Sam Altman défend l’empreinte énergétique de l’IA face aux critiques enflammées
L’impact écologique des technologies d’intelligence artificielle suscite un débat de plus en plus vif. Alors que les interrogations se multiplient autour de l’empreinte carbone des systèmes génératifs, le dirigeant d’OpenAI prend position et défend son modèle économique face aux critiques environnementales.
Une prise de parole en marge du sommet indien
À l’occasion du sommet mondial sur l’IA organisé à New Delhi entre le 16 et le 20 février 2026, Sam Altman a accordé une interview au média The Indian Express. L’occasion pour lui de répondre aux accusations concernant la consommation énergétique massive de ses modèles.
Le PDG d’OpenAI a d’emblée balayé certaines allégations. Les chiffres faisant état de « dizaines de litres par requête » en matière de consommation d’eau seraient selon lui « complètement faux » et totalement déconnectés de la réalité opérationnelle.
Une métaphore qui fait débat
Pour justifier les besoins énergétiques liés à l’entraînement de ses intelligences artificielles, Sam Altman a établi une comparaison inattendue avec le développement humain. Il estime qu’« entraîner un être humain » nécessite une quantité considérable d’énergie.
Selon sa démonstration, il faut « vingt années de vie, de nourriture et d’apprentissage avant de devenir capable de répondre à des questions complexes ». Une analogie qui vise à replacer la phase d’entraînement des modèles dans une perspective différente.
L’inférence plutôt que l’apprentissage
Le dirigeant précise que la véritable comparaison devrait porter sur l’inférence, c’est-à-dire l’énergie consommée par une IA déjà formée pour répondre à une requête. Dans cette logique, un modèle d’intelligence artificielle serait aussi performant, voire supérieur, à un cerveau humain.
Cette vision suggère qu’une fois le système entraîné, son efficacité énergétique par réponse fournie rivaliserait avec celle d’un individu accomplissant la même tâche cognitive.
Des chiffres qui interpellent
Les données de l’Agence Internationale de l’Energie révèlent que les centres de données représentaient environ 4% de la consommation électrique planétaire en 2025. Un pourcentage en constante augmentation.

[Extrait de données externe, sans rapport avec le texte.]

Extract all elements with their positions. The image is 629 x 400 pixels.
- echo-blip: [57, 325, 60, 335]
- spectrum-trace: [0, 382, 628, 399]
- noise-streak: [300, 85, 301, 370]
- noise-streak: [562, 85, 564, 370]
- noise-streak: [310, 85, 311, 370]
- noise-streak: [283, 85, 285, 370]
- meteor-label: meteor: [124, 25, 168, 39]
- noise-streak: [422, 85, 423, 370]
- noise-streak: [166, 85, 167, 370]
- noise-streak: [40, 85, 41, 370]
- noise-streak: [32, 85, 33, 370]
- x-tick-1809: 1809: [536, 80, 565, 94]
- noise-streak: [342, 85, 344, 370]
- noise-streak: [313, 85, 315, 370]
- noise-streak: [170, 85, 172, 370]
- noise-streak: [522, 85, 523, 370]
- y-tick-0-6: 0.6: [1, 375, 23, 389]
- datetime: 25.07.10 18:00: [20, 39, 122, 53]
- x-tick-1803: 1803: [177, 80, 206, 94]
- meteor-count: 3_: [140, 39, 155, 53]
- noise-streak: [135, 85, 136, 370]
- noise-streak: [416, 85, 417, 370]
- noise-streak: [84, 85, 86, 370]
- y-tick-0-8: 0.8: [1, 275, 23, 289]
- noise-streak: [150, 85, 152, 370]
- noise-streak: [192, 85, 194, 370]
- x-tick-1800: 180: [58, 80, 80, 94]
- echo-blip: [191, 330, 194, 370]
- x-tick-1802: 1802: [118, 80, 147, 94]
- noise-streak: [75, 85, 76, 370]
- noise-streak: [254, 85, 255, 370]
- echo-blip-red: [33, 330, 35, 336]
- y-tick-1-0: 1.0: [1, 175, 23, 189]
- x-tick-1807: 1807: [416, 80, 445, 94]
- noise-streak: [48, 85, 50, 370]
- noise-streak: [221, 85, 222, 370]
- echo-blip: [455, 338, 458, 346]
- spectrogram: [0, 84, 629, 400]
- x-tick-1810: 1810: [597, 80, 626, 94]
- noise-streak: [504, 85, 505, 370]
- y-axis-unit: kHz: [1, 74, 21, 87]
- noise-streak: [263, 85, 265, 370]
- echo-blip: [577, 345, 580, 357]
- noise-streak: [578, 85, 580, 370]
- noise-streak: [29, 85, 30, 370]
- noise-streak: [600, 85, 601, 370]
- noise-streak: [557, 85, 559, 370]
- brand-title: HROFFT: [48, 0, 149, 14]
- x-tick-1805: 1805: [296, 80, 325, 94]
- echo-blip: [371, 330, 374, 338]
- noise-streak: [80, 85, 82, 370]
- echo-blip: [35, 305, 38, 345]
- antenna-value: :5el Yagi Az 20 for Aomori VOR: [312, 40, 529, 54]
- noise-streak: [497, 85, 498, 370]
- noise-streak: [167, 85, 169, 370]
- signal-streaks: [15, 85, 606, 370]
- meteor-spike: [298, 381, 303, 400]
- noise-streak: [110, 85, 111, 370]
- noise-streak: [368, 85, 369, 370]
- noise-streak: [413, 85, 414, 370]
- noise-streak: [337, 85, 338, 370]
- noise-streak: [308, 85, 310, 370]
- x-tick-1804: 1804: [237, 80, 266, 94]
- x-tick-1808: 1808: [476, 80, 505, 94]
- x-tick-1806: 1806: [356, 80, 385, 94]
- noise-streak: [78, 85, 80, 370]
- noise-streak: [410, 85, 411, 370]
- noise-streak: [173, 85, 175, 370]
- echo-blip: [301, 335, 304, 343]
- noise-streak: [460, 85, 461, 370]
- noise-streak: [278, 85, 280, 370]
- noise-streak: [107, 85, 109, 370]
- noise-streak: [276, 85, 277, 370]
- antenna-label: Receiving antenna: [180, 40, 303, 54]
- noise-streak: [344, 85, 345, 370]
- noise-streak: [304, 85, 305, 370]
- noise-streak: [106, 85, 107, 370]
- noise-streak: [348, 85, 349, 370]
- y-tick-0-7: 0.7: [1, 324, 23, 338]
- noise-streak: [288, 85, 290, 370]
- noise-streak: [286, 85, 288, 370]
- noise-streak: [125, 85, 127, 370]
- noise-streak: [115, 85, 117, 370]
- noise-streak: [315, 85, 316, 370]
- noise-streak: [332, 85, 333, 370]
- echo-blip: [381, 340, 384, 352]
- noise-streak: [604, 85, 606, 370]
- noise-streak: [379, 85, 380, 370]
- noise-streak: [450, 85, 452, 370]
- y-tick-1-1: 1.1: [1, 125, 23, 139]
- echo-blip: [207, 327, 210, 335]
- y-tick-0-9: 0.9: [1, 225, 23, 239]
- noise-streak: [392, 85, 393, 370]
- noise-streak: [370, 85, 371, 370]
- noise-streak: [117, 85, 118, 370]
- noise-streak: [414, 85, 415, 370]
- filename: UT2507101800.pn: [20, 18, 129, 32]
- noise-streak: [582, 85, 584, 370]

Une seule requête sur ChatGPT nécessiterait approximativement 0,34 Wh. Lorsqu’on multiplie ce chiffre par un milliard de requêtes quotidiennes, on atteint plus de 300 GWh par an.
Des ambitions énergétiques colossales
OpenAI ambitionnerait d’atteindre jusqu’à 250 GW de capacité énergétique d’ici 2033. Cette cible représente près de 20% de la production actuelle des États-Unis, un ordre de grandeur qui illustre l’ampleur des besoins futurs.
Face à ces projections, Sam Altman ne nie pas la consommation élevée. Il la replace toutefois dans le contexte d’une utilisation massive de l’IA à l’échelle mondiale, ce qui explique l’augmentation des besoins électriques.
Un appel aux énergies décarbonées
Le patron d’OpenAI plaide pour une accélération du développement du nucléaire et des énergies renouvelables. Une position qui vise à concilier innovation technologique et transition énergétique.
Cette stratégie suppose que la demande croissante en électricité des systèmes d’IA peut être satisfaite par des sources d’énergie à faible empreinte carbone.
Des voix critiques s’élèvent
La comparaison proposée par Sam Altman n’a pas convaincu tout le monde. Sridhar Vembu, co-fondateur de Zoho Corporation, a vivement réagi sur le réseau social X.
Il a qualifié la vision du dirigeant d’OpenAI de « dystopique » et « antisociale », refusant catégoriquement d’assimiler une technologie à un être humain. Cette prise de position illustre les tensions croissantes autour de l’impact environnemental de l’intelligence artificielle.